Susana Martinez RNC Speech: Why She Might End Up a Bigger GOP Star Than Paul Ryan
Most people outside of New Mexico probably didn't know who Susana Martinez is. You probably didn't know that she was a former prosecutor who defeated an incumbent district attorney. You likely didn't have any idea that she came from a border town in New Mexico. Most likely, you weren't aware that she was the first Latina governor of New Mexico. Sure, you watched Paul Ryan deliver a riveting speech to the Republican National Convention, but don't ignore the address she gave.
Here are some highlights of her address:
"We grew up on the border and truly lived paycheck to paycheck. My dad was a golden gloves boxer in the Marine Corps, then a deputy sheriff. My mom worked as an office assistant. One day, they decided to start a security guard business. I thought they were absolutely crazy-we literally had no savings, but they always believed in the American Dream. So, my dad worked to grow the business. My mom did the books at night. And at 18, I guarded the parking lot at the Catholic Church bingos. Now, my dad made sure I could take care of myself. I carried a Smith and Wesson .357 Magnum -- that gun weighed more than I did!"

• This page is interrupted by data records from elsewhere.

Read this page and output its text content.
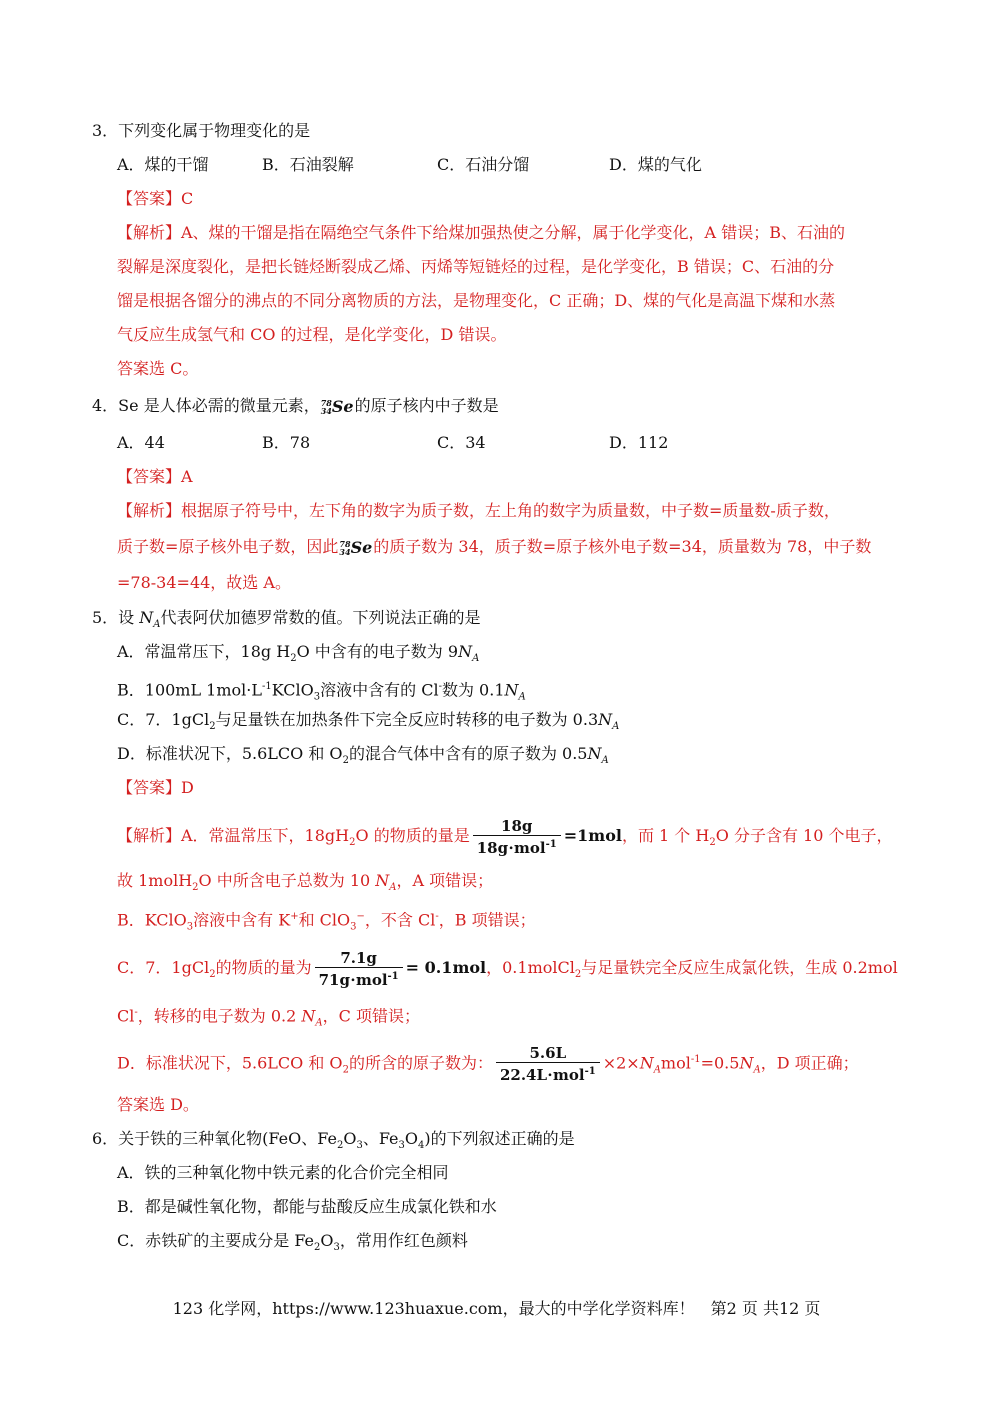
3．下列变化属于物理变化的是
A．煤的干馏	B．石油裂解	C．石油分馏	D．煤的气化
【答案】C
【解析】A、煤的干馏是指在隔绝空气条件下给煤加强热使之分解，属于化学变化，A 错误；B、石油的
裂解是深度裂化，是把长链烃断裂成乙烯、丙烯等短链烃的过程，是化学变化，B 错误；C、石油的分
馏是根据各馏分的沸点的不同分离物质的方法，是物理变化，C 正确；D、煤的气化是高温下煤和水蒸
气反应生成氢气和 CO 的过程，是化学变化，D 错误。
答案选 C。
4．Se 是人体必需的微量元素，78
34Se的原子核内中子数是
A．44	B．78	C．34	D．112
【答案】A
【解析】根据原子符号中，左下角的数字为质子数，左上角的数字为质量数，中子数=质量数-质子数，
质子数=原子核外电子数，因此78
34Se的质子数为 34，质子数=原子核外电子数=34，质量数为 78，中子数
=78-34=44，故选 A。
5．设 $N_A$代表阿伏加德罗常数的值。下列说法正确的是
A．常温常压下，18g $H_2O$ 中含有的电子数为 $9N_A$
B．100mL $1mol\cdot L^{-1}KClO_3$溶液中含有的 Cl-数为 $0.1N_A$
C．7．1gCl$_2$与足量铁在加热条件下完全反应时转移的电子数为 $0.3N_A$
D．标准状况下，5.6LCO 和 $O_2$的混合气体中含有的原子数为 $0.5N_A$
【答案】D
【解析】A．常温常压下，$18gH_2O$ 的物质的量是 $\frac{18g}{18g\cdot mol^{-1}} =1mol$，而 1 个 $H_2O$ 分子含有 10 个电子，
故 1molH$_2$O 中所含电子总数为 10 $N_A$，A 项错误；
B．KClO$_3$溶液中含有 K+和 ClO$_3$−，不含 Cl-，B 项错误；
C．7．1gCl$_2$的物质的量为 $\frac{7.1g}{71g\cdot mol^{-1}} = 0.1mol$，0.1molCl$_2$与足量铁完全反应生成氯化铁，生成 0.2mol
Cl-，转移的电子数为 0.2 $N_A$，C 项错误；
D．标准状况下，5.6LCO 和 $O_2$的所含的原子数为： $\frac{5.6L}{22.4L\cdot mol^{-1}} \times 2\times N_Amol^{-1}=0.5N_A$，D 项正确；
答案选 D。
6．关于铁的三种氧化物(FeO、$Fe_2O_3$、$Fe_3O_4$)的下列叙述正确的是
A．铁的三种氧化物中铁元素的化合价完全相同
B．都是碱性氧化物，都能与盐酸反应生成氯化铁和水
C．赤铁矿的主要成分是 $Fe_2O_3$，常用作红色颜料
123 化学网，https://www.123huaxue.com，最大的中学化学资料库！　第2 页 共12 页
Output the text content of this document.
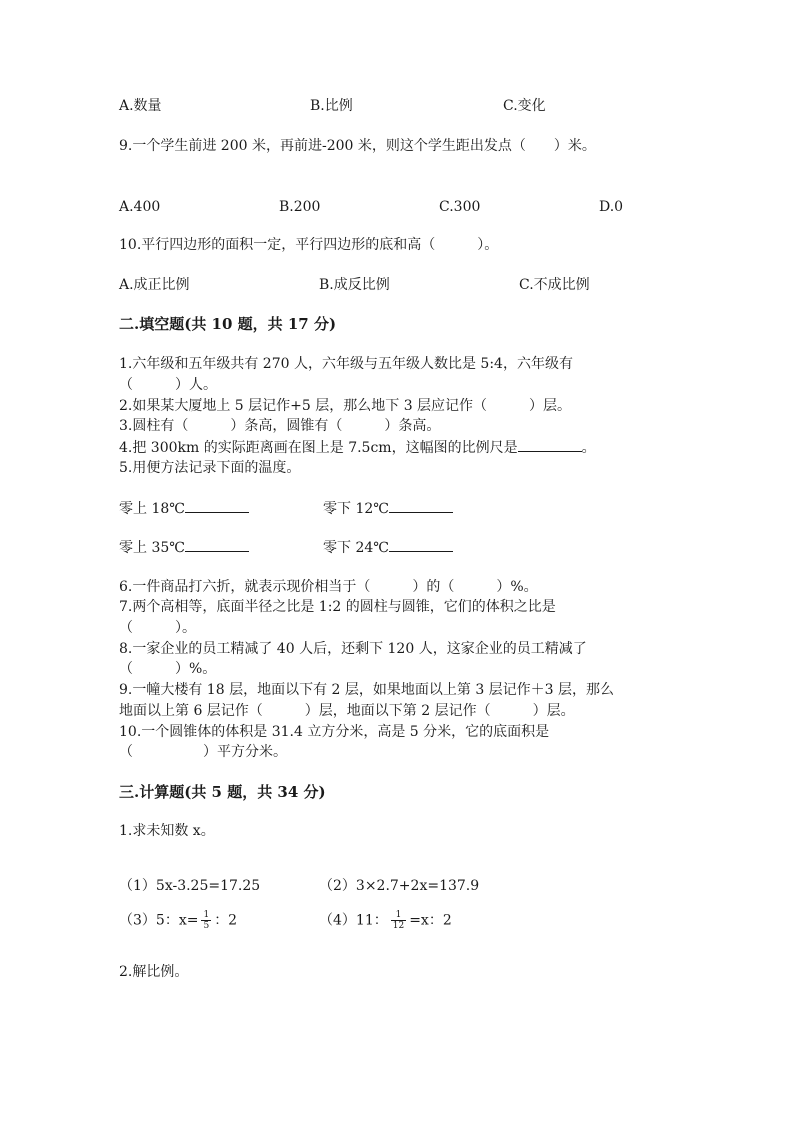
A.数量	B.比例	C.变化
9.一个学生前进 200 米，再前进-200 米，则这个学生距出发点（　　）米。
A.400	B.200	C.300	D.0
10.平行四边形的面积一定，平行四边形的底和高（　　　）。
A.成正比例	B.成反比例	C.不成比例
二.填空题(共 10 题，共 17 分)
1.六年级和五年级共有 270 人，六年级与五年级人数比是 5:4，六年级有
（　　　）人。
2.如果某大厦地上 5 层记作+5 层，那么地下 3 层应记作（　　　）层。
3.圆柱有（　　　）条高，圆锥有（　　　）条高。
4.把 300km 的实际距离画在图上是 7.5cm，这幅图的比例尺是	。
5.用便方法记录下面的温度。
零上 18℃	零下 12℃
零上 35℃	零下 24℃
6.一件商品打六折，就表示现价相当于（　　　）的（　　　）%。
7.两个高相等，底面半径之比是 1:2 的圆柱与圆锥，它们的体积之比是
（　　　）。
8.一家企业的员工精减了 40 人后，还剩下 120 人，这家企业的员工精减了
（　　　）%。
9.一幢大楼有 18 层，地面以下有 2 层，如果地面以上第 3 层记作＋3 层，那么
地面以上第 6 层记作（　　　）层，地面以下第 2 层记作（　　　）层。
10.一个圆锥体的体积是 31.4 立方分米，高是 5 分米，它的底面积是
（　　　　　）平方分米。
三.计算题(共 5 题，共 34 分)
1.求未知数 x。
（1）5x-3.25=17.25	（2）3×2.7+2x=137.9
（3）5：$x= \frac{1}{5}$ ：2	（4）11： $\frac{1}{12} =x$：2
2.解比例。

"Before I ran for District Attorney, two Republicans invited my husband and me to lunch. And I knew a party-switch was exactly what they wanted. So, I told Chuck, we'll be polite, enjoy a free lunch and then say goodbye. But we talked about issues-they never used the words Republican, or Democrat, conservative or liberal. We talked about many issues, like welfare - is it a way of life, or a hand-up? Talked about the size of government -- how much should it tax families and small businesses? And when we left that lunch, we got in the car and I looked over at Chuck and said, "I'll be damned, we're Republicans." This election should not be about political parties. Too many Americans are out of work, and our debt is out of control. This election needs to be about those issues. And it is the responsibility of both parties to offer up real solutions and have an honest debate."
Susana Martinez represents a strong promise for the future of the Republican Party. Four years ago, Republicans really had little to offer a diverse group of voters in America. John McCain seemed tired, and truly embodied an "old, white Republican Party" that fit the stereotypes Democrats like to paint us with. Worse, he represented an ideology stuck in the old ways of the Republican Party that focused on national security issues at a time when the Cold War was over, and the economic base of this country fell apart.
Republicans might not be as successful reaching out to minorities as George W. Bush was in 2004. However, they're thinking beyond this election. Midterm elections in two years will require better outreach to minorities, particularly Hispanics, should Mitt Romney win. Should Mitt Romney lose, four years from now will represent an open campaign for the White House. Hispanic voters will only grow in prominence, and burgeoning suburban black communities will increase their influence as well.
Don't dismiss Susana Martinez's influence on the Republican Party, in addition to women like Mia Love. Both are future leaders in our party. Take note of them now, so when they are representatives of the conservative movement, we know where they came from.